I grew up in a thoughtful environment, surrounded by people that engaged the world with confidence. As I filled the gas tank after high school one day, I couldn’t believe my eyes as a woman in a Cadillac slowly backed her car up toward the tanker hoses, glancing expectantly over her shoulder for assistance. The bumper was over the valve when I put my hand up and commanded, “Stop!”
I’ve had my own moments: taking a bike down a steep incline to a dirt path. My step-son kept telling me that I wasn’t going to make it. After flipping over the handlebars at the bottom, I dusted the dirt from my t-shirt and shrugged. “See! No harm done.”
At least the lady in the Cadillac knew she needed advice.
For most of us, our self-talk was impressed upon us in childhood, when we were too naïve to defend ourselves. The judgments were delivered by parents who had little experience and often limited understanding of child development. But at least parents must take care of us after they make a mistake – something to give them caution.
Siblings and peers don’t have to clean up the mess they make in us. That allows them to be cruel.
Perhaps thus we have the wisdom from grandma, “If you don’t have anything nice to say, don’t say anything at all.” To those that can’t hold their tongue, it follows that you always say something nice. “You look great” to the size-ten woman wearing a size-six mini-skirt.
That doesn’t make sense either. We’re going around in circles.
Here’s how I smooth over arguments that go around in circles, each party quoting their own facts:
What is true is not nearly as important as what is possible.
We all make mistakes. The wise don’t pass judgment over mistakes, they learn from them and do better next time. If what you’ve been told about yourself isn’t working, see a hypnotherapist and come up with an alternative that does work.
Learning from a mistake is a two-part process. First, we need to know what happened. Then we look for elements that we could add to the experience to get a better outcome. In problem solving, we usually focus on the second step. But the first step is harder. If we don’t have witnesses, we have little chance of reconstructing our experience – simply because we can’t see ourselves in the situation.
If we do have witnesses, are they going to tell us what they saw, or what they think about what happened? The second is “You’re a dork.” The first is “well, when the front tire hit the path, your weight was forward of the axle, so you flipped over.” The second means “There’s something wrong with you,” the first means “You did something wrong.”
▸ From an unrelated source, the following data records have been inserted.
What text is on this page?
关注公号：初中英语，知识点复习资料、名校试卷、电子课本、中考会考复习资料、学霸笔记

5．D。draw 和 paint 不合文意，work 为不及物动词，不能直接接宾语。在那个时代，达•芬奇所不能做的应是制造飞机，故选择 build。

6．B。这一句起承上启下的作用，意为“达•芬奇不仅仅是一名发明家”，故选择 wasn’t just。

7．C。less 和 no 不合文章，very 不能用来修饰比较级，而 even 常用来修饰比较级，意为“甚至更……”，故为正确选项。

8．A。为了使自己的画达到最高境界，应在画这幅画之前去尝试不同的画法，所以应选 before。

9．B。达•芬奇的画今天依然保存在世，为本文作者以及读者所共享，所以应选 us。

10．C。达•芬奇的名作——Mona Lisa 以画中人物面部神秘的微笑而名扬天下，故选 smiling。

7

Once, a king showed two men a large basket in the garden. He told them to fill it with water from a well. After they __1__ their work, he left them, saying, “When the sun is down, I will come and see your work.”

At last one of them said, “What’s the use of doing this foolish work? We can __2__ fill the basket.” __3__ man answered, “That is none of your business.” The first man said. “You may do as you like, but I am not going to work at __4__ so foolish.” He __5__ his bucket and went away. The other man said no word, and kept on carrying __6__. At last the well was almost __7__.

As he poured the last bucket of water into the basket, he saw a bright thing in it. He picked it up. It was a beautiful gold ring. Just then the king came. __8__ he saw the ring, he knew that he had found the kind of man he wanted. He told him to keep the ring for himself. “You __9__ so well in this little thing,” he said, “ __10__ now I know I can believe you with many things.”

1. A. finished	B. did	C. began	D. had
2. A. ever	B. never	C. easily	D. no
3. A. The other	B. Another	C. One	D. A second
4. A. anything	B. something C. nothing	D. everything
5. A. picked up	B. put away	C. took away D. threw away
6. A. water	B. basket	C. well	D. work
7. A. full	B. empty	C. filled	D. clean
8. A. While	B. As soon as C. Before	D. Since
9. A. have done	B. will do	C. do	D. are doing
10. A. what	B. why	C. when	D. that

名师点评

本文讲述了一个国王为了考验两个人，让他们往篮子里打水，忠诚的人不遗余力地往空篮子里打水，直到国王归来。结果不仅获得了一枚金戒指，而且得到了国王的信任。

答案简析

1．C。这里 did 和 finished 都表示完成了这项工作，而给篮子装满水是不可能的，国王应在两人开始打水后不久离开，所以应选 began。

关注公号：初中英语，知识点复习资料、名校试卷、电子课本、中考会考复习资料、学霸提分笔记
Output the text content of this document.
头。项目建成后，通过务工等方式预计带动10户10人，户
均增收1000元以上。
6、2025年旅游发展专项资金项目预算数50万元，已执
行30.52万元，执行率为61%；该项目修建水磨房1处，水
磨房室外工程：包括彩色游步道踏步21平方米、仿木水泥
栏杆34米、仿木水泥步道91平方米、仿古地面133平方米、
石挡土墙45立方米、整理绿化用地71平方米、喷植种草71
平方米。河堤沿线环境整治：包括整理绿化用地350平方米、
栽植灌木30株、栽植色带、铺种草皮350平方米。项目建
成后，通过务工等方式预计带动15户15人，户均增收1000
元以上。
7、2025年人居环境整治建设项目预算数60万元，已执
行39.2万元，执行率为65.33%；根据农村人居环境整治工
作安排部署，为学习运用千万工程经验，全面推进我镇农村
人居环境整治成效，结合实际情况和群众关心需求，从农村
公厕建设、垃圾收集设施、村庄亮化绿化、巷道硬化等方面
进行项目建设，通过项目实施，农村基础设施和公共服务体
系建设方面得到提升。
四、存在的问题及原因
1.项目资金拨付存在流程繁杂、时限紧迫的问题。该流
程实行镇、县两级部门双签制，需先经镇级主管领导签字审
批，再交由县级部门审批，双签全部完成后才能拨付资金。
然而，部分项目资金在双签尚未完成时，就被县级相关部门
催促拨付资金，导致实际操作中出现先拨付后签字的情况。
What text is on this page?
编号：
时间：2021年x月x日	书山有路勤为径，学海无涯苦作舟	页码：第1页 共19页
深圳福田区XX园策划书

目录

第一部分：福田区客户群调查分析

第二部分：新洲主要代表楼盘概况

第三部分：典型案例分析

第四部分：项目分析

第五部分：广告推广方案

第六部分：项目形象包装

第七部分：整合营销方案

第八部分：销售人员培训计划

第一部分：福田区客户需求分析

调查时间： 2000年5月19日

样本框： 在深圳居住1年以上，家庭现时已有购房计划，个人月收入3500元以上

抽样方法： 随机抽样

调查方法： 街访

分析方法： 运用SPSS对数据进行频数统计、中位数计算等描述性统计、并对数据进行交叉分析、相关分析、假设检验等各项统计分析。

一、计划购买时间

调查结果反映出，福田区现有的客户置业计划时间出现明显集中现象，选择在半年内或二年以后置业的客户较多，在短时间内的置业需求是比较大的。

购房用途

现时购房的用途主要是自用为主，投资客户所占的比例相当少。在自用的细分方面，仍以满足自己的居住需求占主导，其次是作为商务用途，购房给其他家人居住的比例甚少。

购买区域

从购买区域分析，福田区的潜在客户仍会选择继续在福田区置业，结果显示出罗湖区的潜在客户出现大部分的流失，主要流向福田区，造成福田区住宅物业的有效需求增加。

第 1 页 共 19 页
After we learn to heal and trust, we tend to say the first thing. We have empathy for the struggle to do right. We want to see others succeed, for in their success we gain strength as well. We establish a friend that wants us to succeed, and so will offer us trustworthy counsel.
We do confront a new challenge, however: with all this help being given and received, we develop new behaviors more rapidly. That’s a good thing, in general, but it has a consequence. Our dreams, goals and needs change. The people that brought us to those opportunities may not be able to carry us forward.
This is the plight of the housewife with the jet-setting husband, the commercial real-estate executive that can’t master social media, and the coach that loses the Super Bowl two years running. They live in anxiety that they’ll be left behind.
It is in negotiating these anxieties that truth turns – literally – inside out. The jet-setter becomes psychologically ungrounded; social media only opens the door, it doesn’t close a deal. To appreciate the actual value of an existing relationship, the full lived experience needs to be revealed to each partner. Each party needs to submit to their partner’s witness. That means hiding nothing and never lying. It means living with integrity and in truth.
Why is this hard? Because we enter into partnerships for what we hope for, not for what we are now. We wanted to raise two happy children; we wanted to be number one in our rental placements. To live in truth and integrity, we must put our hopes on the shelf and allow the incomplete self to be revealed. (Our children aren’t yet grown up; we’re still number three.)
That’s a vulnerable thing to do. We reveal our limitations and weakness. It can only be done together.
But it must be done if we are going to continue to grow. Lying and hiding takes work, distracts attention, and degrades the commitment of our partner to our shared goals.
Hypnotherapy supports this process by evening out emotional turbulence. Anxiety often originates in experiences of violated trust early on the path to maturity. Euphoria felt among others can cause us to renege on our commitments – something seen as weakness by partners old and new.
More potently, however, in hypnosis guided imagery journeys of discovery can help us to understand how much power is liberated when we chose to live in truth. Living in truth allows our whole mind to unify behind the accomplishment of our goals.
It allows us to grasp possibilities that our conscious mind could never imagine.